Dangerous London cycle lane CS2 labelled 'accident waiting to happen'

Campaigners hope inquest will send shockwaves through planning departments

Dominic Lipinski/PA Archive/Press Association Images

Published: October 15, 2013 at 10:00 am

The controversial London bike lane, Cycle Superhighway 2, was called an accident waiting to happen by a coroner investigating the death of an experienced commuter cyclist yesterday.

At the first day of the three-day inquest into the death of Brian Dorling, who was killed at Bow roundabout on 24 October 2011 when he was hit by a left-turning tipper truck, coroner Mary Hassell said: "It just seems to me that it's an accident waiting to happen if cyclists are guided into the space where blue paint is on the left and they're in the very place where the lorry is going to hit them."

The London Evening Standard reported that accident investigator PC Alex Hewitt was asked by the coroner what legal protection cyclists had inside the characteristic blue cycle lane. "Legally nothing," said Hewitt. "It's just a piece of blue paint."
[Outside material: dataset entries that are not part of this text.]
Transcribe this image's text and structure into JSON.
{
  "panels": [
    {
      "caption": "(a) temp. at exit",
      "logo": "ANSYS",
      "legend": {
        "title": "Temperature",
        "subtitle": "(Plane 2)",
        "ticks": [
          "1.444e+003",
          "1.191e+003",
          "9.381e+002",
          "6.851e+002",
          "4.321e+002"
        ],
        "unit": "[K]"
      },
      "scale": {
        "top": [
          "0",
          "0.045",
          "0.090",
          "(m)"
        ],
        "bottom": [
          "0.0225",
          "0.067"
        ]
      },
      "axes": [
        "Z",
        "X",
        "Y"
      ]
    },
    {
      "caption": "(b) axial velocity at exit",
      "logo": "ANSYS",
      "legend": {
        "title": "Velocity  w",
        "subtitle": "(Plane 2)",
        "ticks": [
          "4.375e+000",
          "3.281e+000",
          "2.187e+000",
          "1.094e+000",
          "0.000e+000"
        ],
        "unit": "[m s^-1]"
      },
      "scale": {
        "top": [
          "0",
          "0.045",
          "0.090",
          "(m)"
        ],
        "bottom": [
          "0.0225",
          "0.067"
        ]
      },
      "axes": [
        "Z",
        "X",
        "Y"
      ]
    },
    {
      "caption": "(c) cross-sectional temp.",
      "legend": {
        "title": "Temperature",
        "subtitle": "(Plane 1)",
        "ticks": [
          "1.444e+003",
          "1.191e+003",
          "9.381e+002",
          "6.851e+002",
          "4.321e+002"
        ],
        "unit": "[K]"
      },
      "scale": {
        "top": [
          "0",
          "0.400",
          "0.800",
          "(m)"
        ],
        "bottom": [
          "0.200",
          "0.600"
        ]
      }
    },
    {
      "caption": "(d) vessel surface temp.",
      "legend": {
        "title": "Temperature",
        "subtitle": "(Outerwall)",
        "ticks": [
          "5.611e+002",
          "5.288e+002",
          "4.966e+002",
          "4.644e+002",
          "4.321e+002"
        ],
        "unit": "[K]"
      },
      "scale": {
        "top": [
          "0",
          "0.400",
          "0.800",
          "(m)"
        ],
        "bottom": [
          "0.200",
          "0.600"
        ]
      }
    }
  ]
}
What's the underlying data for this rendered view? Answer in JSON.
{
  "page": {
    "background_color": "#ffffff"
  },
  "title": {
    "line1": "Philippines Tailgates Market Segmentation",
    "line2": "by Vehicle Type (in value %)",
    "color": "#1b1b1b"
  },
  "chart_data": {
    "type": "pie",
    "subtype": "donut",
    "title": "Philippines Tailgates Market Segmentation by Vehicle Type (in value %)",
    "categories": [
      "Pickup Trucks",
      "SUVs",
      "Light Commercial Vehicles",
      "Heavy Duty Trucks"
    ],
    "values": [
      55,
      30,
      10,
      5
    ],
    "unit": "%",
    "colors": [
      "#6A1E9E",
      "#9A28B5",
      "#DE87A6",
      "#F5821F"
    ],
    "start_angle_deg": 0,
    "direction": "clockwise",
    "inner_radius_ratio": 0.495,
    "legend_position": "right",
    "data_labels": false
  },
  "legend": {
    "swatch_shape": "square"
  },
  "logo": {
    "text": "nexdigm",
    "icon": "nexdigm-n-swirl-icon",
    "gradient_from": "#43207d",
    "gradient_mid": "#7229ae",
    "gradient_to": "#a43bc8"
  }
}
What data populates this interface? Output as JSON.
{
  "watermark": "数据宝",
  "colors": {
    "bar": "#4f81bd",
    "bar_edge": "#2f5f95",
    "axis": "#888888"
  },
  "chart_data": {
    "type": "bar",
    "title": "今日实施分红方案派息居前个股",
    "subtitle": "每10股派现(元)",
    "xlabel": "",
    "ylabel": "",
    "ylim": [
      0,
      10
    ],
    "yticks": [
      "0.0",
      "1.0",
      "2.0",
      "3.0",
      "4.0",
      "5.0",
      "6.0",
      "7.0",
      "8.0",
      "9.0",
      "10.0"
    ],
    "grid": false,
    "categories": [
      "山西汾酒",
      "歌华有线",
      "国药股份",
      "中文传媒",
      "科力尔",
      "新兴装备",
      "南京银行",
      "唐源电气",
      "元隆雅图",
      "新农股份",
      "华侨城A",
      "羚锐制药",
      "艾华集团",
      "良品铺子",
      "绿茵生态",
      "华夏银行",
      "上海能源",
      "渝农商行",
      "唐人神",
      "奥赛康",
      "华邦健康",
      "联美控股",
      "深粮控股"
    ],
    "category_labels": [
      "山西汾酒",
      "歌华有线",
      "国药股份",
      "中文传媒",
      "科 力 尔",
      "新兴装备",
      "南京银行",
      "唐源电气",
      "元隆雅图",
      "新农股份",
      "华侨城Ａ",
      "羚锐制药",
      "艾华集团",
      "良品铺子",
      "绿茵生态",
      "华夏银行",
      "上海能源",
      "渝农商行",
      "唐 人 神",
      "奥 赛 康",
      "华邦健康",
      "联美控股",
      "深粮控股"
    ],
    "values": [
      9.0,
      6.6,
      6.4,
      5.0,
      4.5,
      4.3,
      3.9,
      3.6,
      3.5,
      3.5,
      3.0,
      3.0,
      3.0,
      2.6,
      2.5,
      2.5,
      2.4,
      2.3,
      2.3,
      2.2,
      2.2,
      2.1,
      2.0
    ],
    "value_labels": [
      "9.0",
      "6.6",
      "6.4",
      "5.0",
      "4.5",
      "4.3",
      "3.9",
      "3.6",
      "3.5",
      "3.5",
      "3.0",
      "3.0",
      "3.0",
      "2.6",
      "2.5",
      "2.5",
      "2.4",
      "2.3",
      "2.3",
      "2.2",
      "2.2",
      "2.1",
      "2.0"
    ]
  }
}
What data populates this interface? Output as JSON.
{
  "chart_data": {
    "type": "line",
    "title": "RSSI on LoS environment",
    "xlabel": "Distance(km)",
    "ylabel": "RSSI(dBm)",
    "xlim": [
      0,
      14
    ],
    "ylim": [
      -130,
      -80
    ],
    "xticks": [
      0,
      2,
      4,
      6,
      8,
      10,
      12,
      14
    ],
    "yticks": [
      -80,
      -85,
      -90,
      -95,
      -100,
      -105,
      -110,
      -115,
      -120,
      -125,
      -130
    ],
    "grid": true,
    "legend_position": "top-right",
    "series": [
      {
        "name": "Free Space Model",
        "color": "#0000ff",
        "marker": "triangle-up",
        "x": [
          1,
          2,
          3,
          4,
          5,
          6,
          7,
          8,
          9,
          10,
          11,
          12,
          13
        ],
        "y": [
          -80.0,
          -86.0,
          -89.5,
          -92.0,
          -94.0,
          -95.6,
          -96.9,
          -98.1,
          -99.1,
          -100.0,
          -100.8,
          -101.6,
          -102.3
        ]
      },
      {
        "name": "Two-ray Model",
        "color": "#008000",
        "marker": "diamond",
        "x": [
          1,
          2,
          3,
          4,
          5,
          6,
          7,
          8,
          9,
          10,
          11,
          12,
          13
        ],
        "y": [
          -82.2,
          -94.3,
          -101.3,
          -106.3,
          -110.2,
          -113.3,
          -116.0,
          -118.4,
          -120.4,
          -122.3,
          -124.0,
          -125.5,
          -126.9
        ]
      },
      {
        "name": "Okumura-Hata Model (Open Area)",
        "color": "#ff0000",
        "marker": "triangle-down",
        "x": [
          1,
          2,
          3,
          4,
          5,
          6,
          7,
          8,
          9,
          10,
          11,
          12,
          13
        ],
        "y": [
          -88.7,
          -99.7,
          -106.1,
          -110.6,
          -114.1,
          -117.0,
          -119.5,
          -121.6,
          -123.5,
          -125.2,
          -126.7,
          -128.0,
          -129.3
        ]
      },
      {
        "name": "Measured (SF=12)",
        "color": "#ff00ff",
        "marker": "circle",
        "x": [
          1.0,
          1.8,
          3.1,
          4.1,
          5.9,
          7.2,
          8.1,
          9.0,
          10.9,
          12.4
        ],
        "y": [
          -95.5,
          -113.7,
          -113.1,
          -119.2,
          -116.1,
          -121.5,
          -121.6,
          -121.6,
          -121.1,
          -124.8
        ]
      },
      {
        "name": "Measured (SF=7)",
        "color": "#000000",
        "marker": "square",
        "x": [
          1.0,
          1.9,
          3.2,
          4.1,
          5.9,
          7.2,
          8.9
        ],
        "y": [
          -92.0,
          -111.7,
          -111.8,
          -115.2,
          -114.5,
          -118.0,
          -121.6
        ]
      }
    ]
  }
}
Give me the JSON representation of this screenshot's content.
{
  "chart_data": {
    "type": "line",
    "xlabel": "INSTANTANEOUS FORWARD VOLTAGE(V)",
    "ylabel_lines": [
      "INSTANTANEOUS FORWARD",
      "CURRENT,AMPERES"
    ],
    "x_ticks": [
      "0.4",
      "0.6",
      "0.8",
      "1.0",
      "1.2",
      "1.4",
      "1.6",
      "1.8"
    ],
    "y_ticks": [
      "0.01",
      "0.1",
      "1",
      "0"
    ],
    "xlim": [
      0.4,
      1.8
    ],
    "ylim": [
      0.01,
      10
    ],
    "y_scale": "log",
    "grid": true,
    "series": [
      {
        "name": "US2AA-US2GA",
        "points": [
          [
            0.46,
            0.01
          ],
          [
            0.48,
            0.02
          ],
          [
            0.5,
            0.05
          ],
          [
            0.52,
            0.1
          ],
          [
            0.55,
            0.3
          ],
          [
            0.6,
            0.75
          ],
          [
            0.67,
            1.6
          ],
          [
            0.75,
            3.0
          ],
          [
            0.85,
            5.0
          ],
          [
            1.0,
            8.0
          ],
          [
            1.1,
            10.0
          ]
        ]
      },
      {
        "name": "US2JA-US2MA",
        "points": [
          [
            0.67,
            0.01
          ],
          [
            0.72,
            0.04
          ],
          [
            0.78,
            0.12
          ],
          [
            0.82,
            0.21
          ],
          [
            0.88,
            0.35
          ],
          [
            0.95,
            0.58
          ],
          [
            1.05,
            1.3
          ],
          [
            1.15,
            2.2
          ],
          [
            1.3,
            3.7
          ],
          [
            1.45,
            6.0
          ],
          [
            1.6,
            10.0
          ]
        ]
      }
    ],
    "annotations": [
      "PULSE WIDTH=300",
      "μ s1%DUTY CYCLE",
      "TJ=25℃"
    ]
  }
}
Cycle Superhighway 2 (CS2) is one of the most high profile cycle lanes in London. The London Cycling Campaign (LCC) say they raised the alarm about its dangers as early as 2010 and that the western section between Bow roundabout heading to the city at Aldgate needs to be redeveloped.

Mike Cavenett, spokesman for the LCC, told BikeRadar: "The quote that it's an accident waiting to happen is something LCC's been saying for years – before the Superhighway route was put through a very dangerous roundabout and what [remained a] very dangerous roundabout after it was installed."

However, he said the case of Dorling and that of other fatalities on CS2, including 34-year-old Svitlana Tereschenko, who hit near the Bow roundabout three weeks after Dorling, and French student Philippine de Gerin-Ricard, who was killed at Aldgate at the western end this summer, has resonated hard with transport planners.

"There's a feeling among campaigners that Bow roundabout may well be a game changer in the sense that it sent some shockwaves through planning authorities in London and they realised they made mistakes. These things change slowly but we think they'll find it difficult to ignore this warning in the future," he said.

The truck driver who hilled Dorling, David Cox, 49, from Chalfont St Giles, Buckinghamshire, pleaded guilty to death by careless driving at a previous court hearing in July.

Today, Transport for London officials will be called to give evidence at the case, held at the Poplar Coroners Court in Hackney.